City of Middletown v. Ferguson

Wright, J.,

dissenting. While I agree that the right of the people to petition the government for a redress of grievances and the right to vote are among the most precious of liberties safeguarded by the Bill of Rights and the Ohio Constitution, the record in this case demonstrates beyond any doubt that the issues raised in this case are moot. It is axiomatic that the exercise of judicial power is limited to actual “justiciable matters.” (Section 4, Article IV, Constitution.) We are precluded by law from adjudicating hypothetical and speculative questions; the dispute must consist of specific adverse claims based upon present rather than speculative facts.7 Accordingly, a court should not decide a question that by a change in circumstances has become moot.
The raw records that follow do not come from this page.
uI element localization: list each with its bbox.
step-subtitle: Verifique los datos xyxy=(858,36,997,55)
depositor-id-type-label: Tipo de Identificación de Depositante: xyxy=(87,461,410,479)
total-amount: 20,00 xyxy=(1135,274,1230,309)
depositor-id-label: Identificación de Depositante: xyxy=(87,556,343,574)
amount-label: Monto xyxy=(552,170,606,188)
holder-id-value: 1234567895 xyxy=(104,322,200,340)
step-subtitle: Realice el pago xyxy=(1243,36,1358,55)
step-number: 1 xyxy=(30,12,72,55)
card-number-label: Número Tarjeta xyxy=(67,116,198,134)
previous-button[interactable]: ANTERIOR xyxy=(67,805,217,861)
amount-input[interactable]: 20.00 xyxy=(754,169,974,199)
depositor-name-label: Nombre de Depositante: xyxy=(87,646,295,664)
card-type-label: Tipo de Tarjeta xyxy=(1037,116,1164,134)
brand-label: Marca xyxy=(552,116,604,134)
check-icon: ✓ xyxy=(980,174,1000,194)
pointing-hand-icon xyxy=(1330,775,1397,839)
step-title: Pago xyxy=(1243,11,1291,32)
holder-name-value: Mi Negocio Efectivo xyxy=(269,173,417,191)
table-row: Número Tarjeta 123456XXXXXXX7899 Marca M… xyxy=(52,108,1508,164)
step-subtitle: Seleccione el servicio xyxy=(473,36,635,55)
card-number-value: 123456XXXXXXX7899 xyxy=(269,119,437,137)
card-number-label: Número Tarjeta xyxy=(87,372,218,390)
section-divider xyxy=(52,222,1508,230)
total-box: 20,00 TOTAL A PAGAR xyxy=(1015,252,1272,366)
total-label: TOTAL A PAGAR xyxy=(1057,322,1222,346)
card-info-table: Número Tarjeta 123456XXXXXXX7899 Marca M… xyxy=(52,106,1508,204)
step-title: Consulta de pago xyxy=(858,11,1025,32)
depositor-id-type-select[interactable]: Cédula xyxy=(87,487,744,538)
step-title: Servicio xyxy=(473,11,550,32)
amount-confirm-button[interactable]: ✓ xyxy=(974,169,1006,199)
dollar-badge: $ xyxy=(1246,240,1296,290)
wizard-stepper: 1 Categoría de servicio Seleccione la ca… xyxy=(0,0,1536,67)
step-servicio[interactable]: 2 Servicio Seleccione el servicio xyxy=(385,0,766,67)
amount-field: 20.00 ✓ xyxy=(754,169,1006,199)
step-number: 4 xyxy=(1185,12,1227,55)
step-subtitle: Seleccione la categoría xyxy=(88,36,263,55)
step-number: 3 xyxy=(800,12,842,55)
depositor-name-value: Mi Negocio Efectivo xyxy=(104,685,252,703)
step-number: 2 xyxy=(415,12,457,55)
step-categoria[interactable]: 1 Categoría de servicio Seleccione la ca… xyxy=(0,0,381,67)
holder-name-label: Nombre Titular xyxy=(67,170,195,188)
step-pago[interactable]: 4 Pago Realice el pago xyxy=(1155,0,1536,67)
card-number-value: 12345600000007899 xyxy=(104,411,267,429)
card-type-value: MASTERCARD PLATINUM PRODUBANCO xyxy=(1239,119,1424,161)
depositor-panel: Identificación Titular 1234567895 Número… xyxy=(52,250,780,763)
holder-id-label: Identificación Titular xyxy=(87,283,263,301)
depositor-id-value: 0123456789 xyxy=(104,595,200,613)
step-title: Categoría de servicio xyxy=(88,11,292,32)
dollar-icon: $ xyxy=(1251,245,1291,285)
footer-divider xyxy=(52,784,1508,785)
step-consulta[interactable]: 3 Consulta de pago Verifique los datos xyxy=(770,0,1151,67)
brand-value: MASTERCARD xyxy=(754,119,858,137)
The controversy sought to be raised by the city regarding the impairment of contract has been rendered moot by the full performance of the contract on which the city bases its contention. On November 10, 1981, when the initiative ordinance went into effect, it is undisputed that the construction project to improve and widen Manchester Road was approximately sixty percent completed. To preserve its cause of action, the city should have immediately filed a declaratory judgment action to determine the constitutionality of the initiative ordinance. Instead, the city brought its complaint after it had already paid for the completion of the construction work. None of the city’s obligations nor any of the obligations of the *84Ohio Department of Transportation under the construction contract was in fact impaired. The city has failed to allege that any specific individual has been denied any rights granted under the contract as a result of the initiative ordinance. To the extent that a justiciable controversy may have existed while the contract was in effect, the record reveals no individual in this litigation who suffered injury as a result of the adopted ordinance and, therefore, the city has no standing to continue litigation on this issue. I would affirm the trial court’s finding that the city was not impaired in any of its obligations and dismiss this case as moot.

Accordingly, I dissent.

Douglas, J., concurs in the foregoing dissenting opinion.

See United States v. Raines (1960), 362 U.S. 17; Alabama Power Co. v. Ickes (1938), 302 U.S. 464; Hicklin v. Coney (1933), 290 U.S. 169; Bandini Petroleum Co. v. Superior Court (1931), 284 U.S. 8; Gulf Publishing Co. v. Lee (C.A. 5, 1982), 679 F. 2d 44; Garden State Bar Assn. v. Middlesex County Ethics Commt. (C.A. 3, 1981), 651 F. 2d 154; Stratman v. Watt (C.A. 9, 1981), 656 F. 2d 1321; Sannon v. United States (C.A. 5, 1980), 631 F. 2d 1247.